Para começar, o diretor David Gordon Green, que também escreveu o confuso roteiro, se mostrou incapaz de dirigir um personagem historicamente conflitado como Victor Fielding (Leslie Odom Jr.). Sendo forçadamente colocado como o elo que une quase todos os círculos sociais do longa-metragem, Odom Jr. tem um dos maiores tempos de tela em O Devoto e não existe razão nenhuma para isso, já que o personagem permanece apegado aos seus medos e traumas; toda vez que parece que algo o fez mudar de opinião, ele se retrai novamente. Preciso citar que isso acontece porque ao mesmo tempo em que o filme bate constantemente na tecla de que todas as religiões são importantes e necessárias para o ritual funcionar, ele permite que os personagens ajam com seus próprios dogmas em detrimento do outro até em momentos que seriam considerados chave.

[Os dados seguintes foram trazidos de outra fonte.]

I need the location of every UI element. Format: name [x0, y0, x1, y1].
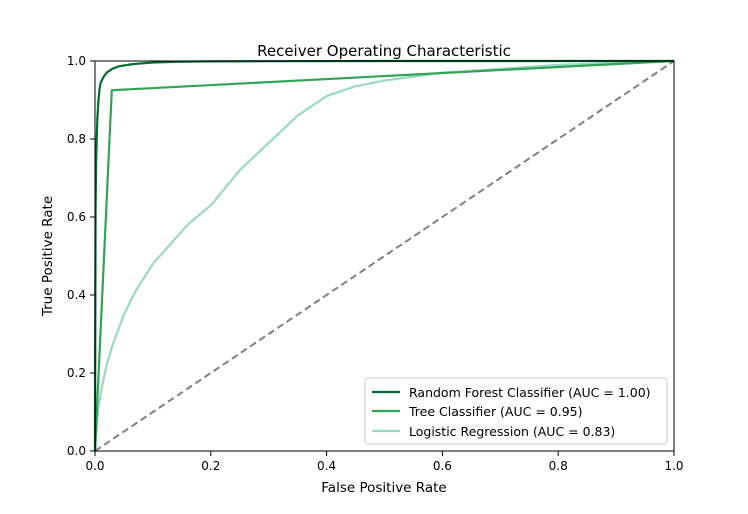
x-axis-label: False Positive Rate — [321, 480, 446, 496]
y-tick-label: 0.4 — [67, 288, 86, 302]
x-tick-label: 0.4 — [317, 459, 336, 473]
legend-label-random-forest: Random Forest Classifier (AUC = 1.00) — [409, 385, 651, 400]
x-tick-label: 0.8 — [549, 459, 568, 473]
y-axis-label: True Positive Rate — [40, 196, 56, 317]
axes-frame — [94, 60, 675, 452]
x-axis-ticks: 0.0 0.2 0.4 0.6 0.8 1.0 — [85, 451, 684, 473]
x-tick-label: 0.6 — [433, 459, 452, 473]
legend-label-logistic-regression: Logistic Regression (AUC = 0.83) — [409, 424, 615, 439]
legend-box — [364, 377, 668, 445]
y-tick-label: 0.6 — [67, 210, 86, 224]
x-tick-label: 0.2 — [201, 459, 220, 473]
series-line-tree-classifier — [93, 59, 675, 452]
chart-title: Receiver Operating Characteristic — [257, 42, 511, 60]
y-axis-ticks: 0.0 0.2 0.4 0.6 0.8 1.0 — [67, 54, 95, 458]
y-tick-label: 0.2 — [67, 366, 86, 380]
x-tick-label: 0.0 — [85, 459, 104, 473]
y-tick-label: 0.8 — [67, 132, 86, 146]
diagonal-reference-line — [94, 60, 675, 452]
legend: Random Forest Classifier (AUC = 1.00) Tr… — [364, 377, 668, 445]
y-tick-label: 1.0 — [67, 54, 86, 68]
y-tick-label: 0.0 — [67, 444, 86, 458]
legend-label-tree-classifier: Tree Classifier (AUC = 0.95) — [408, 404, 583, 419]
x-tick-label: 1.0 — [664, 459, 683, 473]
plot-area — [93, 59, 675, 452]
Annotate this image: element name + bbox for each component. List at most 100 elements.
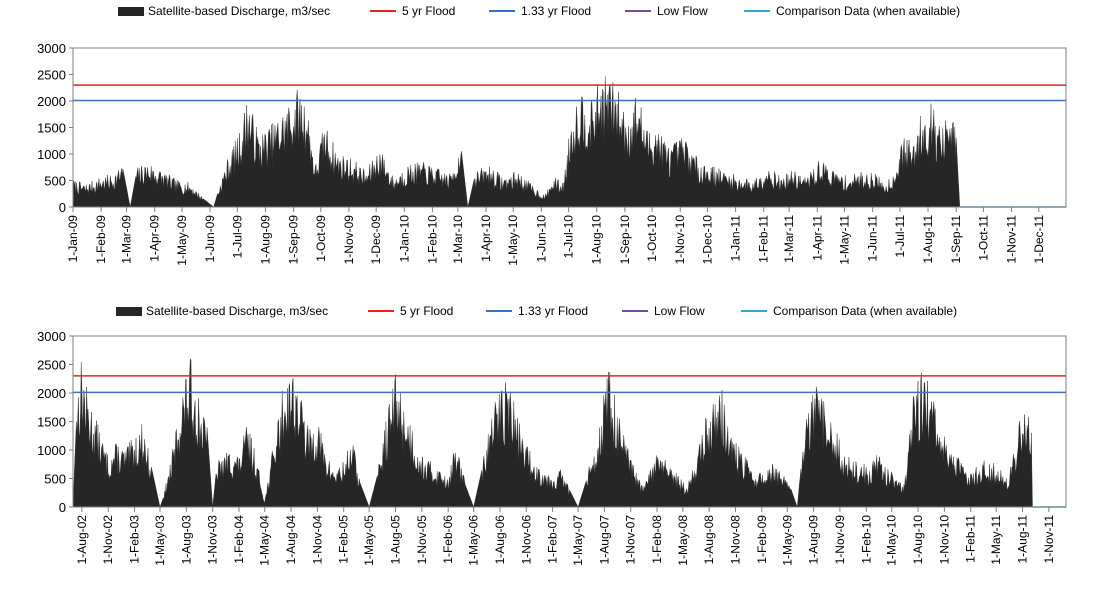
discharge-chart-2002-2011: Satellite-based Discharge, m3/sec 5 yr F… [0,300,1094,607]
x-tick-label: 1-Feb-11 [964,515,978,563]
x-tick-label: 1-Aug-10 [911,515,925,565]
x-tick-label: 1-May-09 [175,215,189,266]
y-tick-label: 3000 [37,329,66,344]
x-tick-label: 1-Nov-06 [519,515,533,565]
y-tick-label: 2500 [37,68,66,83]
x-tick-label: 1-Nov-10 [937,515,951,565]
legend-label-5yr-flood: 5 yr Flood [402,4,456,18]
x-tick-label: 1-Sep-10 [618,215,632,265]
y-tick-label: 3000 [37,41,66,56]
x-tick-label: 1-Nov-02 [101,515,115,565]
legend-label-low-flow: Low Flow [654,304,705,318]
legend-swatch-discharge [118,6,144,16]
x-tick-label: 1-Apr-11 [810,215,824,261]
x-tick-label: 1-Nov-03 [206,515,220,565]
x-tick-label: 1-Nov-09 [342,215,356,265]
chart-legend: Satellite-based Discharge, m3/sec 5 yr F… [0,300,1094,322]
y-tick-label: 1000 [37,147,66,162]
legend-item-low-flow: Low Flow [622,304,705,318]
discharge-area-series [72,76,961,208]
x-tick-label: 1-Feb-09 [94,215,108,264]
x-tick-label: 1-Apr-10 [479,215,493,262]
legend-label-5yr-flood: 5 yr Flood [400,304,454,318]
x-tick-label: 1-Feb-07 [546,515,560,564]
x-tick-label: 1-Feb-05 [337,515,351,564]
y-tick-label: 1000 [37,443,66,458]
legend-swatch-5yr-flood [368,310,394,312]
x-tick-label: 1-Mar-10 [451,215,465,264]
legend-swatch-low-flow [625,10,651,12]
x-tick-label: 1-May-04 [258,515,272,566]
x-tick-label: 1-Jul-11 [893,215,907,258]
legend-swatch-comparison [744,10,770,12]
x-tick-label: 1-May-11 [989,515,1003,565]
x-tick-label: 1-Nov-04 [310,515,324,565]
y-tick-label: 1500 [37,121,66,136]
y-tick-label: 500 [44,472,66,487]
x-tick-label: 1-Oct-09 [314,215,328,262]
legend-item-discharge: Satellite-based Discharge, m3/sec [118,4,330,18]
legend-item-133yr-flood: 1.33 yr Flood [486,304,588,318]
x-tick-label: 1-Nov-09 [833,515,847,565]
y-tick-label: 1500 [37,415,66,430]
x-tick-label: 1-May-08 [676,515,690,566]
x-tick-label: 1-Feb-03 [128,515,142,564]
x-tick-label: 1-Feb-09 [755,515,769,564]
x-tick-label: 1-Oct-10 [645,215,659,262]
x-tick-label: 1-Nov-10 [673,215,687,265]
x-tick-label: 1-Aug-11 [1016,515,1030,564]
legend-label-discharge: Satellite-based Discharge, m3/sec [146,304,329,318]
x-tick-label: 1-Aug-09 [807,515,821,565]
y-tick-label: 2500 [37,358,66,373]
x-tick-label: 1-Jan-11 [729,215,743,262]
x-tick-label: 1-Apr-09 [148,215,162,262]
x-tick-label: 1-Jan-10 [397,215,411,263]
x-tick-label: 1-Nov-07 [624,515,638,565]
discharge-chart-2009-2011: Satellite-based Discharge, m3/sec 5 yr F… [0,0,1094,300]
y-tick-label: 500 [44,174,66,189]
x-tick-label: 1-Sep-11 [949,215,963,264]
legend-item-low-flow: Low Flow [625,4,708,18]
x-tick-label: 1-Mar-09 [120,215,134,264]
x-tick-label: 1-Oct-11 [976,215,990,261]
x-tick-label: 1-Aug-10 [590,215,604,265]
x-tick-label: 1-Jun-09 [203,215,217,263]
legend-label-comparison: Comparison Data (when available) [776,4,961,18]
discharge-area-series [72,358,1033,508]
legend-swatch-133yr-flood [489,10,515,12]
chart-legend: Satellite-based Discharge, m3/sec 5 yr F… [0,0,1094,22]
x-tick-label: 1-May-11 [838,215,852,265]
y-tick-label: 2000 [37,386,66,401]
plot-frame [72,47,1067,208]
x-tick-label: 1-Aug-09 [258,215,272,265]
legend-item-133yr-flood: 1.33 yr Flood [489,4,591,18]
x-tick-label: 1-Dec-11 [1032,215,1046,264]
x-tick-label: 1-Aug-05 [389,515,403,565]
plot-frame [72,335,1067,508]
x-tick-label: 1-Feb-10 [425,215,439,264]
x-tick-label: 1-May-10 [885,515,899,566]
x-tick-label: 1-May-10 [506,215,520,266]
x-tick-label: 1-May-03 [153,515,167,566]
plot-area: 0 500 1000 1500 2000 2500 3000 1-Jan-09 1-Feb-09… [37,41,1067,266]
legend-label-133yr-flood: 1.33 yr Flood [518,304,589,318]
x-tick-label: 1-Feb-10 [859,515,873,564]
y-tick-label: 0 [59,200,66,215]
x-tick-label: 1-Aug-11 [921,215,935,264]
x-tick-label: 1-Feb-06 [441,515,455,564]
x-tick-label: 1-Aug-03 [179,515,193,565]
x-tick-label: 1-May-05 [362,515,376,566]
legend-item-comparison: Comparison Data (when available) [741,304,957,318]
x-tick-label: 1-May-06 [467,515,481,566]
legend-swatch-5yr-flood [370,10,396,12]
legend-label-comparison: Comparison Data (when available) [773,304,958,318]
x-tick-label: 1-Dec-09 [369,215,383,265]
legend-label-discharge: Satellite-based Discharge, m3/sec [148,4,331,18]
x-tick-label: 1-May-09 [780,515,794,566]
x-tick-label: 1-Aug-06 [493,515,507,565]
y-tick-label: 0 [59,500,66,515]
x-tick-label: 1-Feb-11 [757,215,771,263]
x-tick-label: 1-Aug-04 [284,515,298,565]
plot-area: 0 500 1000 1500 2000 2500 3000 1-Aug-02 1-Nov-02… [37,329,1067,566]
x-tick-label: 1-Jan-09 [66,215,80,263]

Ou seja, enquanto o longa-metragem de Green tenta reverter a ideia da Igreja Católica como salvadora ao representá-la de forma frágil — o oposto do que Friedkin fez com os padres Merrin e Karras em 1973 —, ele introduz uma série de novos “combatentes do diabo” de maneira quase heroica (no mau sentido) e sem dar muito contexto. É uma abordagem que poderia agradar a quem não tem familiaridade com o original e até a quem é fã da franquia, mas sua execução é tão simplista e sem fundamento que não convence nem para divertimento.
Outro ponto negativo para mim é, como já citei, a falta de foco na dupla possuída. No início o longa parece que nos aproximará delas, mas muda de rumo assim que tudo se une. Quem assistiu aos filmes anteriores já tem conhecimento sobre o vilão da história, mas ele não se destaca isoladamente em O Devoto. Um dos pontos importantes para o sucesso de Linda Blair como Regan foi essencialmente as relações de Pazuzu, o demônio, com aqueles que tentavam salvar a criança MacNeil. Existem poucos bons momentos com as adolescentes que até lembrarão o original, mas o roteiro não vai além do básico ao tratar de suas possessões e ainda prejudica cenas importantes com a adição de elementos visuais excessivos e distorções de imagem que o tornam um filme sobrenatural qualquer e tiram o peso amedrontador que essas cenas deveriam ter.
Não é de hoje que os remakes, reboots e continuações busquem reviver clássicos com um toque moderno para trazer um novo público para franquias de sucesso. Mas o desempenho de Green não somente em O Exorcista como também no quase igualmente desastroso Halloween Ends mostra que, às vezes, o que uma franquia menos precisa é de subversão (por favor, nem tudo precisa se parecer com uma grande reunião da Liga da Justiça). Para não dizer que o filme é um desperdício completo de atores e história, Green teve sucesso em reforçar sua paixão pelo gênero ao homenagear Friedkin com certas referências – que duram tão pouco que nem conseguimos aproveitá-las.
O Exorcista: O Devoto é um emaranhado de personagens e ideologias que não se sustentam por conta de um roteiro com mil e uma ideias sem uma direção clara. É mais uma tentativa de David Gordon Green de reformular o que já sabemos de uma franquia histórica de terror: assim como em Halloween Ends, o diretor falha novamente em encontrar motivos plausíveis para as motivações de seus protagonistas e quase ridiculariza a história criada por William Friedkin em 1973.